Piper, of the Duck and Cover team, celebrates as the last player standing during SchoolPower’s Dodgeball Tournament

Class rivalries played out on the court when the seniors on team 2020 defeated the juniors of Last Kid Picked in a final game for a second-place finish. “It was so much fun to play one last time and to beat the juniors, showing them the Class of 2020 is the best!” said senior Grace Houlahan.

Beyond bragging rights, champions from each division won $500 in prize money to designate to a teacher or school program of their choice. 
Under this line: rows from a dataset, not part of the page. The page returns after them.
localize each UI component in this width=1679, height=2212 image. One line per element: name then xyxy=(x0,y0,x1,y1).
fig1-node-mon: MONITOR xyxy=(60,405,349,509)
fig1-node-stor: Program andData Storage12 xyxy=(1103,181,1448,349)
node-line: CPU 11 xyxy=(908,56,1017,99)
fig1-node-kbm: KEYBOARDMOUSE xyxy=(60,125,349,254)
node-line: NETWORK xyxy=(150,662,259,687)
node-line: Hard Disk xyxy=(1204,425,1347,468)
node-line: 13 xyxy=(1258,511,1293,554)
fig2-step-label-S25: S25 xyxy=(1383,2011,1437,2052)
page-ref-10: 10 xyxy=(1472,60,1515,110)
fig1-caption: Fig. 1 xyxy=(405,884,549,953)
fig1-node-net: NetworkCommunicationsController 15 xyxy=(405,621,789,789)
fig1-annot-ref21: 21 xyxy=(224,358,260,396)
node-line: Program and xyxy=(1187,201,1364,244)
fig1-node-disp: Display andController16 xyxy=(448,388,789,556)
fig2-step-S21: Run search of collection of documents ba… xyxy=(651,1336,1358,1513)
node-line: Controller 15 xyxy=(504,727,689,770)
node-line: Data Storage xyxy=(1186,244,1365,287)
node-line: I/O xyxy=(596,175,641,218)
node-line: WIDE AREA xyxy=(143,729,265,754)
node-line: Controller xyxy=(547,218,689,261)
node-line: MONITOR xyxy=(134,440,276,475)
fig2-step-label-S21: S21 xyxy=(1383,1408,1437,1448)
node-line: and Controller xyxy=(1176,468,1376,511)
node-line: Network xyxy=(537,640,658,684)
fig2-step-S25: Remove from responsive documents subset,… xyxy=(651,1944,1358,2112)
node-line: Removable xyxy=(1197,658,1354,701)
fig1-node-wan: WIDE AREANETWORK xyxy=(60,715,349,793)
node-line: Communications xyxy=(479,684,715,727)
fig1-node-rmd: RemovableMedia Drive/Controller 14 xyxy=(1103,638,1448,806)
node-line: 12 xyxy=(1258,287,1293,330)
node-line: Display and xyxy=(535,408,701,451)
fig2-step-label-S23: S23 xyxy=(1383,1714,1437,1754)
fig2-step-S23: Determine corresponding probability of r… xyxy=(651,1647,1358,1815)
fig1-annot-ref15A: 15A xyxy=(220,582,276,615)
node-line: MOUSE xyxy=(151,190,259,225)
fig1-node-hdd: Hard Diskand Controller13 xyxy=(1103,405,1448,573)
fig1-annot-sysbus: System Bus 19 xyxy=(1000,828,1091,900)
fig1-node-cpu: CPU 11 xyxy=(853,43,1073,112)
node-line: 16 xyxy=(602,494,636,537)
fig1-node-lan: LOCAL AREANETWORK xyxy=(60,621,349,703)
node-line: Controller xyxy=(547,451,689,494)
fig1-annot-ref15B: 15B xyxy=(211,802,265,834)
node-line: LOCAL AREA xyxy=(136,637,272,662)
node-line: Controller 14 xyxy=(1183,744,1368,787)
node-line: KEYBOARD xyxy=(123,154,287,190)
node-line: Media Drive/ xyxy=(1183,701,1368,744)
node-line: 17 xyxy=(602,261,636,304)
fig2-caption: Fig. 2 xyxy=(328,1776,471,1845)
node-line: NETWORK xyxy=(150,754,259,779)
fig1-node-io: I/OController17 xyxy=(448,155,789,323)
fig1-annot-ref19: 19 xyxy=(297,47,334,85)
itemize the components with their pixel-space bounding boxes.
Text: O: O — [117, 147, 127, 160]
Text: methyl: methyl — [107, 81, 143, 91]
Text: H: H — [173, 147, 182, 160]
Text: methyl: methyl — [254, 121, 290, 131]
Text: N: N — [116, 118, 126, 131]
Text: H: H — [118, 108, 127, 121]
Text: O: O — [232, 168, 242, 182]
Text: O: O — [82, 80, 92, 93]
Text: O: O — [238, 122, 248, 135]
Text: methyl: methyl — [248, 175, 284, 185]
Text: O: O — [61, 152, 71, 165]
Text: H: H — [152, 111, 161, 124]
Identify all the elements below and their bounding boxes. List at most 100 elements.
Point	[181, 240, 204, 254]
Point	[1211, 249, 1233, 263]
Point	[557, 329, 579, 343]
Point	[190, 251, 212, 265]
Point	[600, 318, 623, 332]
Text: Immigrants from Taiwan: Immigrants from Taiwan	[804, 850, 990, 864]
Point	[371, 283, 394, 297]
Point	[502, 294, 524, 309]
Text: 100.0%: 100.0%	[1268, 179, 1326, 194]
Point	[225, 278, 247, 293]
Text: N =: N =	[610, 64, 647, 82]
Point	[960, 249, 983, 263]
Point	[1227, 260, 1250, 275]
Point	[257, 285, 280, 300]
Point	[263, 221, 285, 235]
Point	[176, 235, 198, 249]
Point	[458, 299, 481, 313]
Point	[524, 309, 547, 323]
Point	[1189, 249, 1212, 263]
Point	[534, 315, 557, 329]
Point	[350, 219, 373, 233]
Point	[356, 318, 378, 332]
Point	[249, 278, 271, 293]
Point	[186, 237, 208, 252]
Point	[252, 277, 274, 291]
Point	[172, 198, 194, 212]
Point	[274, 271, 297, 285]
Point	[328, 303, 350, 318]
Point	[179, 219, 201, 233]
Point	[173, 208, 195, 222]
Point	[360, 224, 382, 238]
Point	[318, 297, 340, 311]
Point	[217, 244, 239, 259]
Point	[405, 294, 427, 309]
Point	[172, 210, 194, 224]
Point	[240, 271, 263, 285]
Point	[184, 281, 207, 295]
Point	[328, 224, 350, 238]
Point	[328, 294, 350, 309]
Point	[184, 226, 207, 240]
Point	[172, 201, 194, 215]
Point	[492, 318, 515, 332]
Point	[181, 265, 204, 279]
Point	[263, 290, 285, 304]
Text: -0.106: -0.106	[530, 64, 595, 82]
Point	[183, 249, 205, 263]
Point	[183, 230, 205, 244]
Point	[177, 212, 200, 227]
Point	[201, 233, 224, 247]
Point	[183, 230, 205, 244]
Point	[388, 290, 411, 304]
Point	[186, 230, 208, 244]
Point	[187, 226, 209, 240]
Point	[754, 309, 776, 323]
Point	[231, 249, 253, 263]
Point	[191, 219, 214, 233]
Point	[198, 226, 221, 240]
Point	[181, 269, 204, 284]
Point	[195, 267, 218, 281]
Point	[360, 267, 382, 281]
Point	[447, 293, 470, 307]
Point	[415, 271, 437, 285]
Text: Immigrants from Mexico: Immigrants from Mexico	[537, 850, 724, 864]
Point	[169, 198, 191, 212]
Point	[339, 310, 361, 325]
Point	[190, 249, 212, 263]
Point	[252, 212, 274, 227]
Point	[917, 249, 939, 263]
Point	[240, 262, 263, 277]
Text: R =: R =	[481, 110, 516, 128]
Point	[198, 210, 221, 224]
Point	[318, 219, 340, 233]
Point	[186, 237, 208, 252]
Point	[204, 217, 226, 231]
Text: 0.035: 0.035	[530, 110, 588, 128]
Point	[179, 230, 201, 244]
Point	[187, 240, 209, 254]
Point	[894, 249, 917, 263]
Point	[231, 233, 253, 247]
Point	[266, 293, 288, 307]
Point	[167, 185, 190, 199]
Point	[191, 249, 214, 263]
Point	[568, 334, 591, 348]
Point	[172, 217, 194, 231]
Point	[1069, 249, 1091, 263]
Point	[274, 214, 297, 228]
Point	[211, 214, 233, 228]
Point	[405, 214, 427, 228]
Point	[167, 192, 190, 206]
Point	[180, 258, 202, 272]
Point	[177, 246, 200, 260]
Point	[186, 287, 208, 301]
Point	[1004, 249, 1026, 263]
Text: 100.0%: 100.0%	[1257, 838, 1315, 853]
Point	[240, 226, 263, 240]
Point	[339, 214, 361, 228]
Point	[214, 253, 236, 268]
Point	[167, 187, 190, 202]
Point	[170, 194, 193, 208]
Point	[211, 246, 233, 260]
For more details about Dodgeball, visit   

The following teams dodged their way to victory.

Division Winners:

--4th/5th - Ball Dogs

--6th-8th - VSCO

--HS/Adult - PrescribeWellness 2

Best Costume Winners:

--4th/5th - The Mighty NarBalls

--6th-8th - Balls of Cereal

--HS/Adult - RhythmRide

SchoolPower’s mission is to enhance the educational experience of the whole student as they grow from TK through 12th grade. In 2018-19, SchoolPower contributed over $736,000 to Laguna Beach school district to help support a wide range of programs, including music, visual and performing arts, STEM, digital literacy, field trips, athletics, social emotional support, service learning, and academic support.